REEL 13

Read our Blog Posts

REEL 13 Blog
  • February 16, 2012

    Best Movies by Farr: Classic Clark Gable

    by John Farr

    There’s more to the star of this week’s Reel 13 Classic, Run Silent, Run Deep, than “Gone with the Wind.” John Farr lists three of The King of Hollywood’s best roles.


    It Happened One Night (1934)

    What It’s About:
    Ellie Andrews (Claudette Colbert), a mixed-up heiress, hits the road incognito to escape a loveless impending marriage and a chronically over-protective father (Connolly). Riding with the common folk on a bus, she meets reporter Peter Warne (Clark Gable), who grudgingly befriends this unusual creature, who appears curiously oblivious to the ways and customs of real life. When Peter discovers her true identity, he knows he’s got hold of the story of the century, but by this time, he’s also started to have feelings for Ellie. What’s a desperate, smitten newsman to do?

    Why I Love It:
    Frank Capra’s sublime romantic comedy swept the 1934 Oscars, and it’s still easy to understand why. Few seventy year old movies hold up like this one. Colbert makes a charming, deft comedienne (check out that hitch-hiking scene!), and Gable was never more appealing, winning his only Oscar for this role. The scene where Peter takes off his shirt and exposes his bare chest was a first, and reportedly, sounded a death knell for the undershirt industry. Hail to the walls of Jericho!

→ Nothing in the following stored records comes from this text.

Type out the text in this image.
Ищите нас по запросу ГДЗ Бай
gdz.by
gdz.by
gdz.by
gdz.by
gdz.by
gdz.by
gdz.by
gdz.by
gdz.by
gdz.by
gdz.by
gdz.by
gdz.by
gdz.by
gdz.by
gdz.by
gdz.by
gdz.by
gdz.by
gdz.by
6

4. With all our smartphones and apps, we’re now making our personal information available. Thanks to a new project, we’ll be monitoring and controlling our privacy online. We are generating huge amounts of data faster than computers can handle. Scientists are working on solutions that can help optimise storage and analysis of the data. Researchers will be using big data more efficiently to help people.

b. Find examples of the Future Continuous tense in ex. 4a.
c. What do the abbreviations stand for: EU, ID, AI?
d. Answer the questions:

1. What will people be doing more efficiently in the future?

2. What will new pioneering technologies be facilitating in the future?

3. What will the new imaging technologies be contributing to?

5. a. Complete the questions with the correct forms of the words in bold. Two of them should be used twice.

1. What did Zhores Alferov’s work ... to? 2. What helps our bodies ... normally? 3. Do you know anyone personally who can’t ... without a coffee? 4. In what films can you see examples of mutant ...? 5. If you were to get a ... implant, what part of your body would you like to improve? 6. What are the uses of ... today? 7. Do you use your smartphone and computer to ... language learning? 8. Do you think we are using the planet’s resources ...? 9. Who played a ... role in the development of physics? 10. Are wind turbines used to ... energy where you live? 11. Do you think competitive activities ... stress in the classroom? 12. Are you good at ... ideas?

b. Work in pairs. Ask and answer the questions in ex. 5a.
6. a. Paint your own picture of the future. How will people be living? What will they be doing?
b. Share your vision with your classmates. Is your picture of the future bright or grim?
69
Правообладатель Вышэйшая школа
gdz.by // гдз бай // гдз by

    Mutiny on the Bounty (1935)

    What It’s About:
    In 18th century Great Britain, sadistic Captain Bligh (Charles Laughton) commands the HMS Bounty on a long voyage to Tahiti to collect food supplies. When his consistent cruelty towards his crew goes beyond reasonable limits, second-in-command Fletcher Christian (Clark Gable) faces the fateful decision of whether or not to seize control of the ship.

    Why I Love It:
    MGM’s adaptation of the famous Nordhoff/ Hall book is given top shelf treatment here, with the sneering Laughton the definitive Bligh, and the studio’s biggest star, Gable, playing Christian with gusto (and notably, without either a British accent or his trademark mustache). But never mind- this is grand, sweeping entertainment, suitable for the whole family.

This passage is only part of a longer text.